Others wished that they had concentrated more on what was really important. For them, life had been filled with the details of the routine. The good had become the enemy of the best. As they grew older their schedule became more compressed with each passing year, and they look back and say to themselves, “Is this all there is to life?”
The third category of people expressed the feeling they wished they had done something worthwhile which would have lived on long after they died. Such was not the English missionary, what Donald Cole, tells about. She had no family, and upon her death in a faraway country, natives sold everything she possessed, and when sod grew over her grave, it was as if she had never existed. Well, not quite. You see, she had invested herself in the lives of the group she served. She taught them to read and write. She taught them a knowledge of the Word of God, and when Donald Cole later arrived where she had lived, she found a solid legacy of faith in the lives of these people. She left behind a testimony to her life, a living legacy in flesh and blood.

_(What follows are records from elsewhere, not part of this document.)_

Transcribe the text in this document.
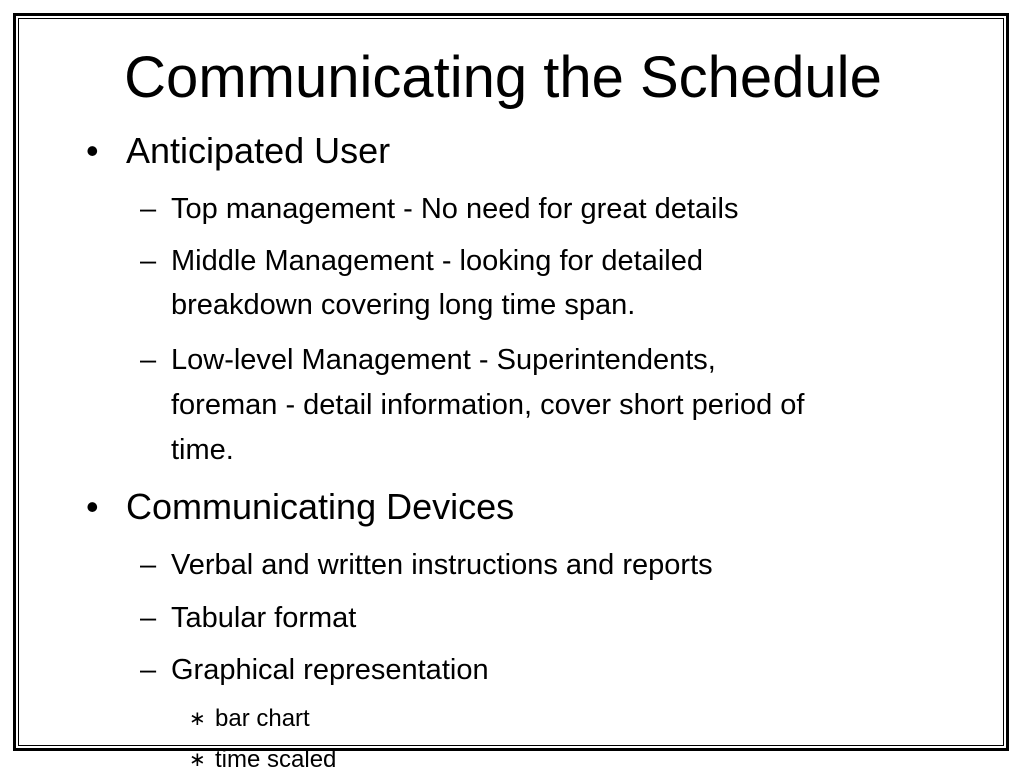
Communicating the Schedule
• Anticipated User
– Top management - No need for great details
– Middle Management - looking for detailed
breakdown covering long time span.
– Low-level Management - Superintendents,
foreman - detail information, cover short period of
time.
• Communicating Devices
– Verbal and written instructions and reports
– Tabular format
– Graphical representation
∗ bar chart
∗ time scaled
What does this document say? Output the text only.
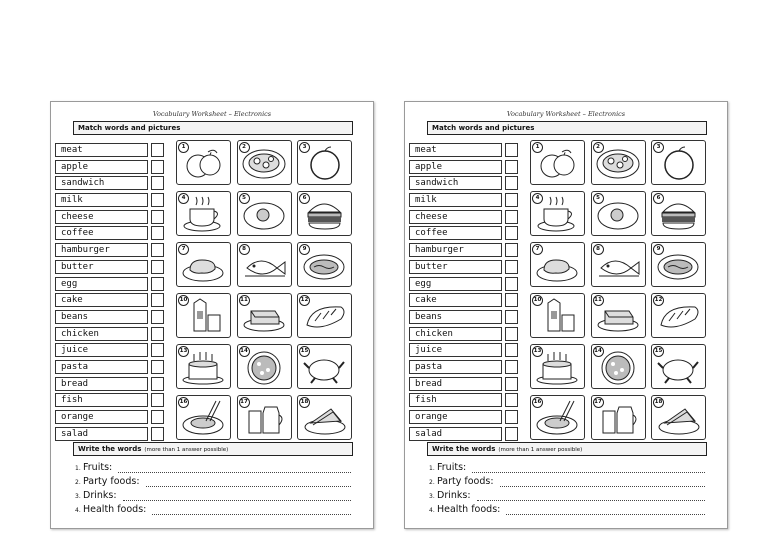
Vocabulary Worksheet – Electronics
Match words and pictures
meat
apple
sandwich
milk
cheese
coffee
hamburger
butter
egg
cake
beans
chicken
juice
pasta
bread
fish
orange
salad
1	2	3
4	5	6
7	8	9
10	11	12
13	14	15
16	17	18
Write the words (more than 1 answer possible)
1. Fruits:
2. Party foods:
3. Drinks:
4. Health foods:
Vocabulary Worksheet – Electronics
Match words and pictures
meat
apple
sandwich
milk
cheese
coffee
hamburger
butter
egg
cake
beans
chicken
juice
pasta
bread
fish
orange
salad
1	2	3
4	5	6
7	8	9
10	11	12
13	14	15
16	17	18
Write the words (more than 1 answer possible)
1. Fruits:
2. Party foods:
3. Drinks:
4. Health foods:
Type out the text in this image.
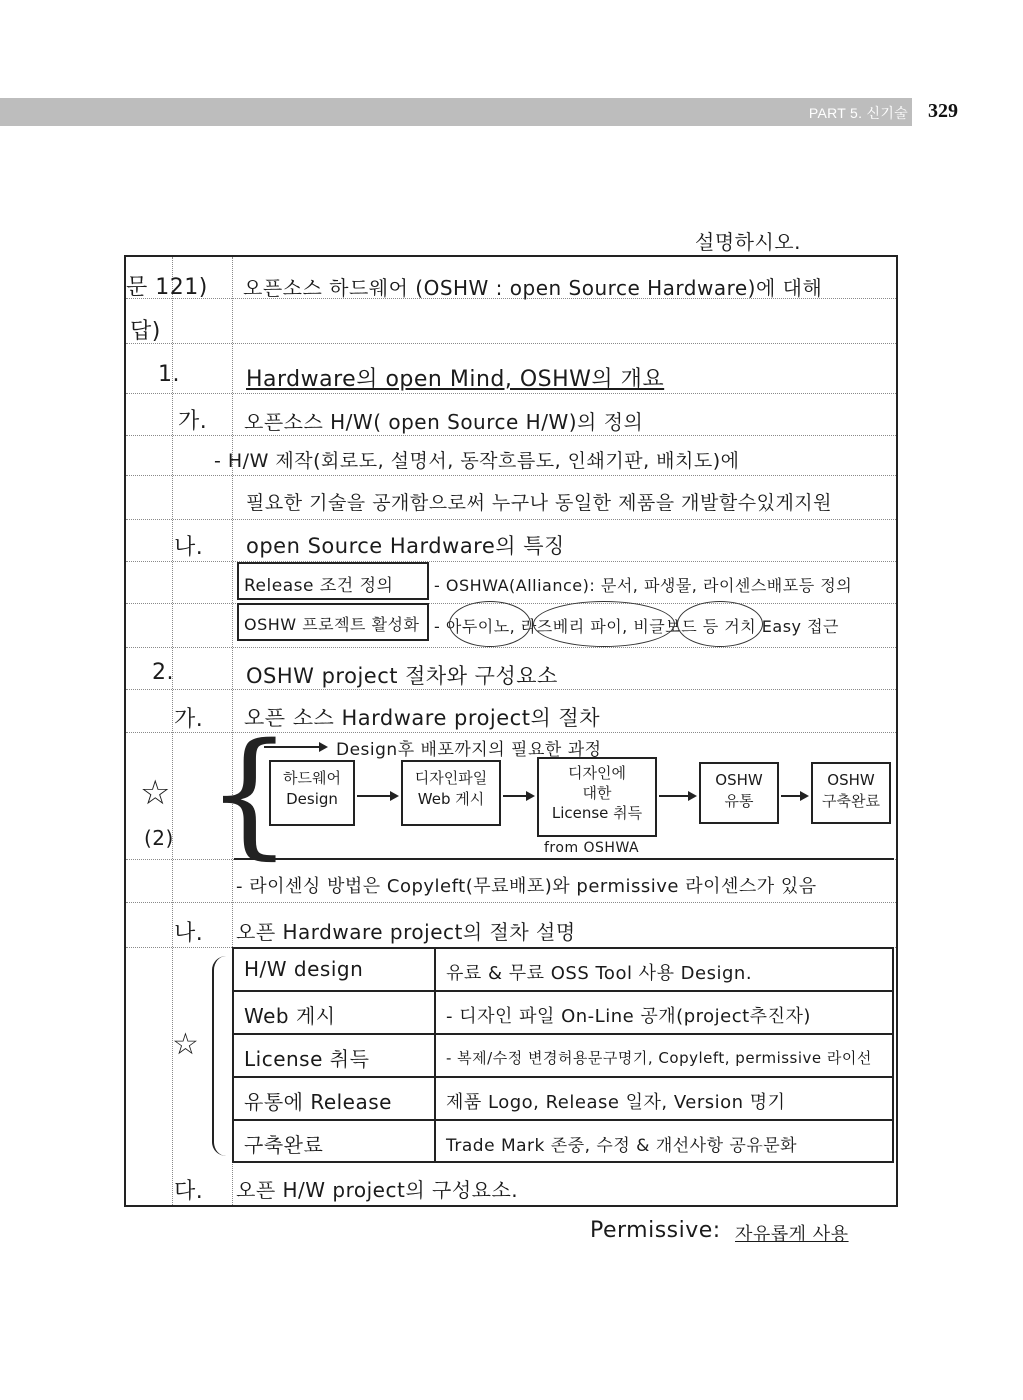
PART 5. 신기술 329
설명하시오.
문 121) 오픈소스 하드웨어 (OSHW : open Source Hardware)에 대해
답)
1.	Hardware의 open Mind, OSHW의 개요
가. 오픈소스 H/W( open Source H/W)의 정의
- H/W 제작(회로도, 설명서, 동작흐름도, 인쇄기판, 배치도)에
필요한 기술을 공개함으로써 누구나 동일한 제품을 개발할수있게지원
나. open Source Hardware의 특징
Release 조건 정의	- OSHWA(Alliance): 문서, 파생물, 라이센스배포등 정의
OSHW 프로젝트 활성화 - 아두이노, 라즈베리 파이, 비글보드 등 거치 Easy 접근
2.	OSHW project 절차와 구성요소
가. 오픈 소스 Hardware project의 절차
{
☆
(2)
Design후 배포까지의 필요한 과정
하드웨어
Design
디자인파일
Web 게시
디자인에
대한
License 취득
OSHW
유통
OSHW
구축완료
from OSHWA
- 라이센싱 방법은 Copyleft(무료배포)와 permissive 라이센스가 있음
나. 오픈 Hardware project의 절차 설명
☆
H/W design	유료 & 무료 OSS Tool 사용 Design.
Web 게시	- 디자인 파일 On-Line 공개(project추진자)
License 취득	- 복제/수정 변경허용문구명기, Copyleft, permissive 라이선
유통에 Release	제품 Logo, Release 일자, Version 명기
구축완료	Trade Mark 존중, 수정 & 개선사항 공유문화
다. 오픈 H/W project의 구성요소.
Permissive: 자유롭게 사용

“If you could live your live over again, what would you do differently?” Dr. Harold Lindsell was a gifted Bible scholar and author. When he answered that question, he surprisingly said that he would study Hebrew and Greek, something he had never been able to do, in spite of the fact that his knowledge of the Word far surpasses the knowledge of most men who teach those languages.
When I asked the late Oswald Sanders the question, then 85 years of age, a one‑time attorney turned missionary statesman and Bible college president, he surprisingly said he would not do anything differently. He had no regrets having served the Lord. For him life had been an adventure and he had well invested his life for the cause of Jesus Christ.
There is one more person of whom I would like to ask that question. It is you, friend. If you could live your life all over again, what would you do differently? Now think carefully before you answer. In some cases, what’s done is done, but in other cases, what you would do, if you could do it over again, can yet be done. What’s to keep you from doing an in-flight correction and begin to move towards that goal? Instead of decrying what you haven’t done or weren’t able to do, focus on what you need to do and what God wants you to do. You can still make a difference. Until your frail body has been deprived of life and breath, it’s never too late to start over again.